The soldiers were prepared for such an occurrence, and a desperate skirmish succeeded. Some of the women screamed, but none of them fainted; for fainting was not so much the fashion in those days, when the ladies breakfasted on brawn and ale at sunrise, as in our more refined age of green tea and muffins at noon. Matilda seemed disposed to fly again to her lover, but the baron forced her from the chapel. The earl's bowmen at the door sent in among the assailants a volley of arrows, one of which whizzed past the ear of the abbot, who, in mortal fear of being suddenly translated from a ghostly friar into a friarly ghost, began to roll out of the chapel as fast as his bulk and his holy robes would permit, roaring "Sacrilege!" with all his monks at his heels, who were, like himself, more intent to go at once than to stand upon the order of their going. The abbot, thus pressed from behind, and stumbling over his own drapery before, fell suddenly prostrate in the door-way that connected the chapel with the abbey, and was instantaneously buried under a pyramid of ghostly carcasses, that fell over him and each other, and lay a rolling chaos of animated rotundities, sprawling and bawling in unseemly disarray, and sending forth the names of all the saints in and out of heaven, amidst the clashing of swords, the ringing of bucklers, the clattering of helmets, the twanging of bow-strings, the whizzing of arrows, the screams of women, the shouts of the warriors, and the vociferations of the peasantry, who had been assembled to the intended nuptials, and who, seeing a fair set-to, contrived to pick a quarrel among themselves on the occasion, and proceeded, with staff and cudgel, to crack each other's skulls for the good of the king and the earl.
One tall friar alone was untouched by the panic of his brethren, and stood steadfastly watching the combat with his arms a-kembo, the colossal emblem of an unarmed neutrality.
At length, through the midst of the internal confusion, the earl, by the help of his good sword, the staunch valour of his men, and the blessing of the Virgin, fought his way to the chapel-gate-- his bowmen closed him in--he vaulted into his saddle, clapped spurs to his horse, rallied his men on the first eminence, and exchanged his sword for a bow and arrow, with which he did old execution among the pursuers, who at last thought it most expedient to desist from offensive warfare, and to retreat into the abbey, where, in the king's name, they broached a pipe of the best wine, and attached all the venison in the larder, having first carefully unpacked the tuft of friars, and set the fallen abbot on his legs.

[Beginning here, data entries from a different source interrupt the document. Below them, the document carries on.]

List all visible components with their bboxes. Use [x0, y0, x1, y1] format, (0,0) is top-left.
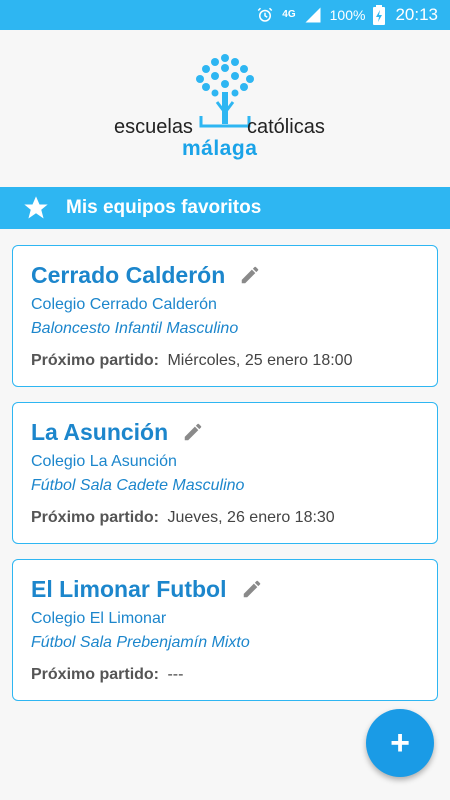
next-match: Próximo partido: ---: [31, 666, 419, 684]
team-category: Baloncesto Infantil Masculino: [31, 320, 239, 337]
next-match-value: ---: [167, 666, 184, 683]
edit-pencil-icon[interactable]: [239, 264, 261, 286]
next-match: Próximo partido: Jueves, 26 enero 18:30: [31, 509, 419, 527]
clock: 20:13: [395, 5, 438, 24]
team-name: La Asunción: [31, 418, 169, 445]
team-school: Colegio Cerrado Calderón: [31, 296, 217, 313]
next-match-label: Próximo partido:: [31, 666, 160, 683]
team-list: Cerrado Calderón Colegio Cerrado Calderó…: [0, 229, 450, 701]
battery-charging-icon: [373, 5, 386, 25]
battery-percent: 100%: [329, 7, 366, 23]
status-bar: 4G 100% 20:13: [0, 0, 450, 30]
next-match-label: Próximo partido:: [31, 352, 160, 369]
next-match-value: Miércoles, 25 enero 18:00: [167, 352, 353, 369]
team-category: Fútbol Sala Cadete Masculino: [31, 477, 245, 494]
edit-pencil-icon[interactable]: [241, 578, 263, 600]
logo-text-right: católicas: [247, 116, 325, 138]
team-card[interactable]: La Asunción Colegio La Asunción Fútbol S…: [12, 402, 438, 544]
team-school: Colegio El Limonar: [31, 610, 167, 627]
app-logo: escuelas católicas málaga: [0, 30, 450, 187]
signal-icon: [304, 6, 322, 24]
plus-icon: +: [390, 723, 410, 762]
network-type: 4G: [282, 9, 296, 20]
team-name: El Limonar Futbol: [31, 575, 227, 602]
add-team-button[interactable]: +: [366, 709, 434, 777]
edit-pencil-icon[interactable]: [182, 421, 204, 443]
favorites-title: Mis equipos favoritos: [66, 197, 262, 218]
alarm-icon: [256, 6, 274, 24]
team-name: Cerrado Calderón: [31, 261, 226, 288]
team-category: Fútbol Sala Prebenjamín Mixto: [31, 634, 250, 651]
favorites-header: Mis equipos favoritos: [0, 187, 450, 229]
logo-text-left: escuelas: [114, 116, 193, 138]
next-match-value: Jueves, 26 enero 18:30: [167, 509, 335, 526]
team-school: Colegio La Asunción: [31, 453, 177, 470]
team-card[interactable]: El Limonar Futbol Colegio El Limonar Fút…: [12, 559, 438, 701]
logo-city: málaga: [182, 137, 258, 160]
team-card[interactable]: Cerrado Calderón Colegio Cerrado Calderó…: [12, 245, 438, 387]
next-match: Próximo partido: Miércoles, 25 enero 18:…: [31, 352, 419, 370]
next-match-label: Próximo partido:: [31, 509, 160, 526]
star-icon: [24, 196, 48, 219]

The friars, it may be well supposed, and such of the king's men as escaped unhurt from the affray, found their spirits a cup too low, and kept the flask moving from noon till night. The peaceful brethren, unused to the tumult of war, had undergone, from fear and discomposure, an exhaustion of animal spirits that required extraordinary refection.
During the repast, they interrogated Sir Ralph Montfaucon, the leader of the soldiers, respecting the nature of the earl's offence.
"A complication of offences," replied Sir Ralph, "superinduced on the original basis of forest-treason. He began with hunting the king's deer, in despite of all remonstrance; followed it up by contempt of the king's mandates, and by armed resistance to his power, in defiance of all authority; and combined with it the resolute withholding of payment of certain moneys to the abbot of Doncaster, in denial of all law; and has thus made himself the declared enemy of church and state, and all for being too fond of venison."
And the knight helped himself to half a pasty.
"A heinous offender," said a little round oily friar, appropriating the portion of pasty which Sir Ralph had left.
"The earl is a worthy peer," said the tall friar whom we have already mentioned in the chapel scene, "and the best marksman in England."
"Why this is flat treason, brother Michael," said the little round friar, "to call an attainted traitor a worthy peer."
"I pledge you," said brother Michael. The little friar smiled and filled his cup. "He will draw the long bow," pursued brother Michael, "with any bold yeoman among them all."
"Don't talk of the long bow," said the abbot, who had the sound of the arrow still whizzing in his ear: "what have we pillars of the faith to do with the long bow?"
"Be that as it may," said Sir Ralph, "he is an outlaw from this moment."
"So much the worse for the law then," said brother Michael. "The law will have a heavier miss of him than he will have of the law.
He will strike as much venison as ever, and more of other game.
I know what I say: but basta: Let us drink."
"What other game?" said the little friar. "I hope he won't poach among our partridges."